Обнажились в лесу деревья —
лишь сухая листва по склонам,
И нигде уже не увидишь
запоздалых белых ромашек.
Мой приют стоит одиноко
близ большой бамбуковой рощи.
Лишь бамбук по-прежнему зелен —
ждет, когда вернусь восвояси.
«Зря просил подаянья вчера…»
Зря просил подаянья вчера,
насквозь пройдя всю деревню.
Отощал вконец – сколько дней
не бывало в достатке риса…
Толстым слоем иней покрыл
худую ветхую рясу.
И куда подевались они,
знакомцы, друзья былые?
Ни души нигде не видать —
во дворах пусто, безлюдно.
Возвращаюсь опять ни с чем.
Бреду к хижине горной.
Только вихрь осенний шумит
в сосновом бору, в дубраве…
«Рис, что в плошке моей…»
Рис, что в плошке моей, —
подаянье со всей деревни.
Ряса тонка на мне,
зато в ней телу свободно.
Славно перекусил —
чего же еще мне надо?
Буду мирно стареть,
вкушая покой и волю.
«Ночью видел я сон…»
Ночью видел я сон,
и было то наважденье.
Не могу рассказать,
что именно мне приснилось.
Помню лишь, что во сне
узрел всю Истину мира,
А проснувшись, гадал:
быть может, сон еще длится?..
«Об одном мои думы…»
Об одном мои думы —
о юности незабвенной.
Я в пустующем храме
сижу и читаю книгу.
Иногда подливаю
немного масла в светильник
И не слишком печалюсь
о том, что ночь будет долгой.
«Я по узкой тропе…»
Я по узкой тропе
к подножью горы добрался,
Где на кладбище старом
могильных камней без счета.
Окружают погост
вековые дубы да сосны.
День подходит к концу,
налетает вечерний ветер.
Имена на камнях
давно уж поблекли, стерлись.
Даже родичам невдомек,
кто тут похоронен.
Подступают слезы к глазам.
Слова бессильны.
Опираясь на посох,
шагаю обратно к дому…
«Минуло двадцать лет…»
Минуло двадцать лет.
Я вернулся в края родные.
Ни родных, ни друзей —
кто умер, а кто уехал.
В храме колокол бьет.
К рассвету в смятенье думы.
Пусто, темно вокруг —
ни огонька, ни тени…
Далекому другу
Вешней ночью не спится —
гуляю около дома.
Кроны сосен и кедров
белеют клочьями снега.
Ярко сияет месяц
над дальней темной вершиной.
Сколько рек, сколько гор
сейчас, мой друг, между нами!
Сколько дум!
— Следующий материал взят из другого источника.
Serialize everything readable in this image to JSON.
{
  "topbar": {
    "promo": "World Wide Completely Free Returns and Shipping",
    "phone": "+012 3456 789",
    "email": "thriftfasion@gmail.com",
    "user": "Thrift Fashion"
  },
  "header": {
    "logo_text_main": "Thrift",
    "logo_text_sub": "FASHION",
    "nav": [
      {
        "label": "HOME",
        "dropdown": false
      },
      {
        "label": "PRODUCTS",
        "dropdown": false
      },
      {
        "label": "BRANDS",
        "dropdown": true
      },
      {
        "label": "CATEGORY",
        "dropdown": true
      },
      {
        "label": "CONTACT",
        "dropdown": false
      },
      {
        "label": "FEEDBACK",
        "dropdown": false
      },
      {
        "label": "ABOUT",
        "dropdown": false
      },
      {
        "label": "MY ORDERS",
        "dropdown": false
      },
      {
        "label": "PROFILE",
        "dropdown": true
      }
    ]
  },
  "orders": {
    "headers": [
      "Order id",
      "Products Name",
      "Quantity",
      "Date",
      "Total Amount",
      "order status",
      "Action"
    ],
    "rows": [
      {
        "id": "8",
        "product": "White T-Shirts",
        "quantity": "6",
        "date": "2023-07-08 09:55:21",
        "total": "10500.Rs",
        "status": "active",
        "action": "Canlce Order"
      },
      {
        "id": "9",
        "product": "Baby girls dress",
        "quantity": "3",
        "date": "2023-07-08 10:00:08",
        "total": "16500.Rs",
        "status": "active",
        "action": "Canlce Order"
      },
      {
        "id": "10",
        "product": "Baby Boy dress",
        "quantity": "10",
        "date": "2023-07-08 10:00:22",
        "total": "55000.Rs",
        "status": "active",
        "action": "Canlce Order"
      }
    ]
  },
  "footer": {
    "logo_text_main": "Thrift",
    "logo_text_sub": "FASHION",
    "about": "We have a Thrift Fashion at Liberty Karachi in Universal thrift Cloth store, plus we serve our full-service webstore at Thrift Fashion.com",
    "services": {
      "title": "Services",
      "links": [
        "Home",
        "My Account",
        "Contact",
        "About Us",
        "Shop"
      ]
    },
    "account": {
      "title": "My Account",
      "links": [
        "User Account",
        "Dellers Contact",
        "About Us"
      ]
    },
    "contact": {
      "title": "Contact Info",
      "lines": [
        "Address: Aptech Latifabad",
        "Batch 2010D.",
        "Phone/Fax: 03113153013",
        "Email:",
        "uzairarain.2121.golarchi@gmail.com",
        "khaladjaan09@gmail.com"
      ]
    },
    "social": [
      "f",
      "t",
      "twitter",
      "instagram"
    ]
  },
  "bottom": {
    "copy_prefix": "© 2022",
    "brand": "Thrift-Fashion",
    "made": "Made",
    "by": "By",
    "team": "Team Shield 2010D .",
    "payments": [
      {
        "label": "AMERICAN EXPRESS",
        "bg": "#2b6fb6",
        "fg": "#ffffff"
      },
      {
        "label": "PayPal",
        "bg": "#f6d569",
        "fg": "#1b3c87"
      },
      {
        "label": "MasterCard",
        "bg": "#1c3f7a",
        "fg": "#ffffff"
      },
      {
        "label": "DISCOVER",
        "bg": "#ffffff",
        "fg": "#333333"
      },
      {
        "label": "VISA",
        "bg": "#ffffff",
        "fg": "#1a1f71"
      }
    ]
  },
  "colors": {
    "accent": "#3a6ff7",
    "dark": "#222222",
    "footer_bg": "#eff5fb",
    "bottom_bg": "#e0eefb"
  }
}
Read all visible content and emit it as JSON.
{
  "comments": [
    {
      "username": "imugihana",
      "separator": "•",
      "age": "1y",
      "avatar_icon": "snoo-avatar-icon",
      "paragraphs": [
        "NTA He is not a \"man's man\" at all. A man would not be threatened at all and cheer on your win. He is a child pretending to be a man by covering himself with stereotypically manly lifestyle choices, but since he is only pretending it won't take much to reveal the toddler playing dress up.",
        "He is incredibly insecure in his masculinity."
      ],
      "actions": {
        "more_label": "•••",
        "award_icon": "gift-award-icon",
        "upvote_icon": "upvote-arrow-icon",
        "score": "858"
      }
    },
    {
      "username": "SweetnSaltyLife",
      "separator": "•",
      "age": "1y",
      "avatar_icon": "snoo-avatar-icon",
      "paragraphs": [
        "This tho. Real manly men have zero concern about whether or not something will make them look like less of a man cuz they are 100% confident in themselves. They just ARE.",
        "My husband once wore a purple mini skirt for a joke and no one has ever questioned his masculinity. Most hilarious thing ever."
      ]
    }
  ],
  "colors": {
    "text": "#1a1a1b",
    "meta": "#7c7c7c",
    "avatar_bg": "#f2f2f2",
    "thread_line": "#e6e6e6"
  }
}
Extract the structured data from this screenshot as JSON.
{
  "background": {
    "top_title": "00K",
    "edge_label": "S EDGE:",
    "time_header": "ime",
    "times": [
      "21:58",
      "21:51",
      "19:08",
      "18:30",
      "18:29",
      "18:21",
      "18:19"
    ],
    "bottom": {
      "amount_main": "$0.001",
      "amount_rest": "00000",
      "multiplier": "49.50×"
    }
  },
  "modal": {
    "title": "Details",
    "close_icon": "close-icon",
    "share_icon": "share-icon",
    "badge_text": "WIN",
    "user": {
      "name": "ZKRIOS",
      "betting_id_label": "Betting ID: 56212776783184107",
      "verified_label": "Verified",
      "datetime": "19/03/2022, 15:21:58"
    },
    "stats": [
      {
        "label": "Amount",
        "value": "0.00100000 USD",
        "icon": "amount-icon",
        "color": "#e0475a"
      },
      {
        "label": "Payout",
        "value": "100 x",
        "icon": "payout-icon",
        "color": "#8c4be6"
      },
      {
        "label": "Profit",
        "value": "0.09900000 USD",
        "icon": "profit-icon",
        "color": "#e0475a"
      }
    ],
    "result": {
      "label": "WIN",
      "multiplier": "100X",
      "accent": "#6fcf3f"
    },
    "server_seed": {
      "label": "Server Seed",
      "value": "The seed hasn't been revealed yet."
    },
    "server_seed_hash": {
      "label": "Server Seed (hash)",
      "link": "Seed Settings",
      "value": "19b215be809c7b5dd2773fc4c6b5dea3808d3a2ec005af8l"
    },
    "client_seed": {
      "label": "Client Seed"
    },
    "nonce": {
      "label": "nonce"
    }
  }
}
Сколько чувств!
Всего не выразить кистью.
«Небосвод надо мной, а внизу…»
Небосвод надо мной, а внизу —
вокруг только горы.
Трапеза – жидкий чай
да отвар из протертой сои.
Целый год не встречал
умудренного высшим знаньем —
Лишь крестьяне порой
за хворостом в лес приходят.
«Долго я по тропам бродил и вышел к храму…»
Долго я по тропам бродил и вышел к храму.
За вершины западных гор садится солнце.
Листья ивы устлали двор и палисадник.
Стебли лотосов на пруду в воде студеной.
Надо мной каштаны, хурма с ветвей свисают.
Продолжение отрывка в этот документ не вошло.